His first one-man show was at the Lefevre Gallery in 1931; he later exhibited mainly at Tooth's Gallery. From 1933 he was a member of the Unit One group led by Paul Nash. During the Second World War he served in the Royal Navy Volunteer Reserve with the Free French.

After the war he lived in France and in Spain, and then went to live at Yew Tree House, East Pennard in Somerset, England. His autobiography Leda and the Goose was published in 1954.

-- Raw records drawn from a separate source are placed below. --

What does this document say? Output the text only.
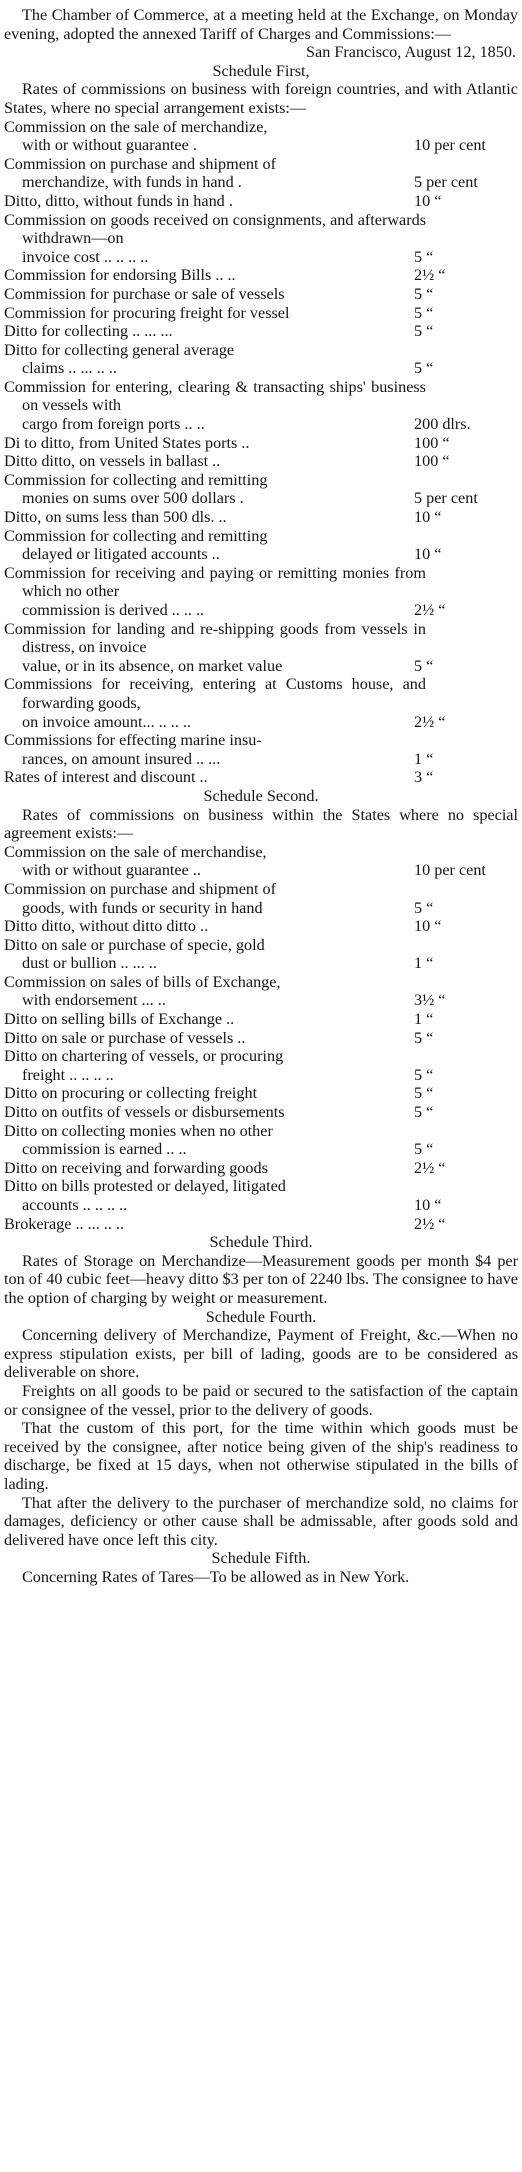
The Chamber of Commerce, at a meeting held at the Exchange, on Monday evening, adopted the annexed Tariff of Charges and Commissions:—

San Francisco, August 12, 1850.
Schedule First,

Rates of commissions on business with foreign countries, and with Atlantic States, where no special arrangement exists:—

Commission on the sale of merchandize,
with or without guarantee .	10 per cent
Commission on purchase and shipment of
merchandize, with funds in hand .	5 per cent
Ditto, ditto, without funds in hand .	10 “
Commission on goods received on consignments, and afterwards withdrawn—on
invoice cost .. .. .. ..	5 “
Commission for endorsing Bills .. ..	2½ “
Commission for purchase or sale of vessels	5 “
Commission for procuring freight for vessel	5 “
Ditto for collecting .. ... ...	5 “
Ditto for collecting general average
claims .. ... .. ..	5 “
Commission for entering, clearing & transacting ships' business on vessels with
cargo from foreign ports .. ..	200 dlrs.
Di to ditto, from United States ports ..	100 “
Ditto ditto, on vessels in ballast ..	100 “
Commission for collecting and remitting
monies on sums over 500 dollars .	5 per cent
Ditto, on sums less than 500 dls. ..	10 “
Commission for collecting and remitting
delayed or litigated accounts ..	10 “
Commission for receiving and paying or remitting monies from which no other
commission is derived .. .. ..	2½ “
Commission for landing and re-shipping goods from vessels in distress, on invoice
value, or in its absence, on market value	5 “
Commissions for receiving, entering at Customs house, and forwarding goods,
on invoice amount... .. .. ..	2½ “
Commissions for effecting marine insu-
rances, on amount insured .. ...	1 “
Rates of interest and discount ..	3 “
Schedule Second.

Rates of commissions on business within the States where no special agreement exists:—

Commission on the sale of merchandise,
with or without guarantee ..	10 per cent
Commission on purchase and shipment of
goods, with funds or security in hand	5 “
Ditto ditto, without ditto ditto ..	10 “
Ditto on sale or purchase of specie, gold
dust or bullion .. ... ..	1 “
Commission on sales of bills of Exchange,
with endorsement ... ..	3½ “
Ditto on selling bills of Exchange ..	1 “
Ditto on sale or purchase of vessels ..	5 “
Ditto on chartering of vessels, or procuring
freight .. .. .. ..	5 “
Ditto on procuring or collecting freight	5 “
Ditto on outfits of vessels or disbursements	5 “
Ditto on collecting monies when no other
commission is earned .. ..	5 “
Ditto on receiving and forwarding goods	2½ “
Ditto on bills protested or delayed, litigated
accounts .. .. .. ..	10 “
Brokerage .. ... .. ..	2½ “
Schedule Third.

Rates of Storage on Merchandize—Measurement goods per month $4 per ton of 40 cubic feet—heavy ditto $3 per ton of 2240 lbs. The consignee to have the option of charging by weight or measurement.

Schedule Fourth.

Concerning delivery of Merchandize, Payment of Freight, &c.—When no express stipulation exists, per bill of lading, goods are to be considered as deliverable on shore.

Freights on all goods to be paid or secured to the satisfaction of the captain or consignee of the vessel, prior to the delivery of goods.

That the custom of this port, for the time within which goods must be received by the consignee, after notice being given of the ship's readiness to discharge, be fixed at 15 days, when not otherwise stipulated in the bills of lading.

That after the delivery to the purchaser of merchandize sold, no claims for damages, deficiency or other cause shall be admissable, after goods sold and delivered have once left this city.

Schedule Fifth.

Concerning Rates of Tares—To be allowed as in New York.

A retrospective exhibition of his work was held at the Worthing Gallery in 1960. He was made an Associate of the Royal Academy (ARA) in 1957, and a Royal Academician (RA) in 1967.

== Personal life ==
Hiller married twice. From 1931 to 1935 he was married to Irene Rose Hodgkins, the daughter of a bookmaker, with whom he had twin sons, Jonathan and Benjamin. From 1937 he was married to Leda Millicent Hardcastle, daughter of Sydney Hardcastle, the inventor of the First World War Hardcastle torpedo; they had two daughters, Mary and Anna-Clare. He was a strict and aloof parent, and was given to darkening moods.

Tristram Hillier died in Bristol, England, on 18 January 1983. He was buried at Glanvilles Wootton Church, five miles south of Sherborne, Dorset on 22 January 1983 (record number 732 in the Parish Registers of burials 1880–1985). A local journalist, Seth Dellow, has been maintaining the grave since 2023. It is not known why Hillier is buried at Glanvilles Wootton Church.

==Works==
Works by Tristram Hillier are held in the collections of the Tate Gallery and many other public and private collections.

An exhibition at the Museum of Somerset in Taunton, ran from 9 November 2019 – 18 April 2020, see Landscapes of the Mind: The Art of Tristram Hillier.